Speech To text

The concept behind Speech To Text (STT) is the conversion from spoken words into text. There are some STT systems, for example Pocketsphinx, Kaldi, DeepSpeech, Remote HTTP Server, External Command. In this project we focus on DeepSpeech.

MQTT API

When the MQTT message hermes/asr/startListening with a sessionID is sent, the STT starts listening on the audio frame at hermes/audioServer/<siteId>/audioFrame. When silence is detected the message hermes/asr/stopListening is sent with the same sessionID as in the hermes/asr/startListening message. The transcripted text is sent with the Message hermes/asr/textCaptured, it’s in the text attribute.
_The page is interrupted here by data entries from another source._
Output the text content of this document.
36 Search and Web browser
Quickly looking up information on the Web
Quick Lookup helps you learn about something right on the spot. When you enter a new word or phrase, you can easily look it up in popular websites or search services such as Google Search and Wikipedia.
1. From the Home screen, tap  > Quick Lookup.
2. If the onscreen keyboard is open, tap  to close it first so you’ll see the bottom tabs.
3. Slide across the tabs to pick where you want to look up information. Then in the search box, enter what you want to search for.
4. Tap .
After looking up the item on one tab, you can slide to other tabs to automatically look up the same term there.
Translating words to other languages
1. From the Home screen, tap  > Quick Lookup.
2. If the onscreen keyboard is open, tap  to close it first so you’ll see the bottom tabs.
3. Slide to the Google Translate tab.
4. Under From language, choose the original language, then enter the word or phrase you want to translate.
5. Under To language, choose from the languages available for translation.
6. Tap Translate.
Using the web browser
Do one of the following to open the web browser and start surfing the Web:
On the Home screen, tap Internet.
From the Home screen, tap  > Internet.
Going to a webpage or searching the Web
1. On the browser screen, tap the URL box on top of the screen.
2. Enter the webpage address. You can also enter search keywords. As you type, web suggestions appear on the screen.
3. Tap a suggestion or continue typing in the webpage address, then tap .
When an error occurred, the STT publishes the message hermes/error/asr

DeepSpeech

DeepSpeech combines the acoustic model and pronunciation dictionary into a single neural network. It still uses a language model.

Acoustic Model: Maps acoustic/speech features to likely phonemes in a given language
Pronunciation Dictionary: Needed to train an acoustic model and to do speech recognition
Grapheme to phoneme (G2P Model): Can be used to guess the phonetic pronunciation of words
Language Model: Helps to give a probability how often some words follow others. The probability is based on heuristic
Sentence Fragments: The language model does not contain probabilities for entire sentences, only sentence fragments. To get the entire word the speech recognizer requires a few tricks
Language Model Training: The main goal is to generate a language model based on the intent graph obtained during the initial stage of training
Language Model Mixing: Possibility to mix the language with a pre-built model

Open Transcription

By default DeepSpeech only knows the words you wrote in the sentence.ini. For us it’s sufficient to recognize the intents of the user. But when you want to add a chat functionality to your voice assistant it would be good to be able to transcript open text and not only the words in the sentence.ini. You can activate the open transcription, by set speech_to_text.deepspeech.open_transcription ìn your profile.json to true, or by check the checkbox for open transcription the Rhasspy settings menu under text to speech.
When you restart your Rhasspy now, Rhasspy asks you to download 2GB of data. After it’s done, Rhasspy starts the training, and the opentranscription is available.

Silence Detection

If you want to optimize the recognition of your Wake Word, you can adjust these options in your profile:

  "command": {
    "webrtcvad": {
      "skip_sec": 0,
      "min_sec": 1,
      "speech_sec": 0.3,
      "silence_sec": 0.5,
      "before_sec": 0.5,
      "vad_mode": 3
    }
  }

skip_sec is how many seconds of audio should be ignored before recording
min_sec is the minimum number of seconds a voice command should last
speech_sec is the seconds of speech before a command starts
silence_sec is the seconds a silence after a command before ending
before_sec is how many seconds of audio before a command starts are kept
vad_mode is the sensitivity of speech detection (3 is the least sensitive)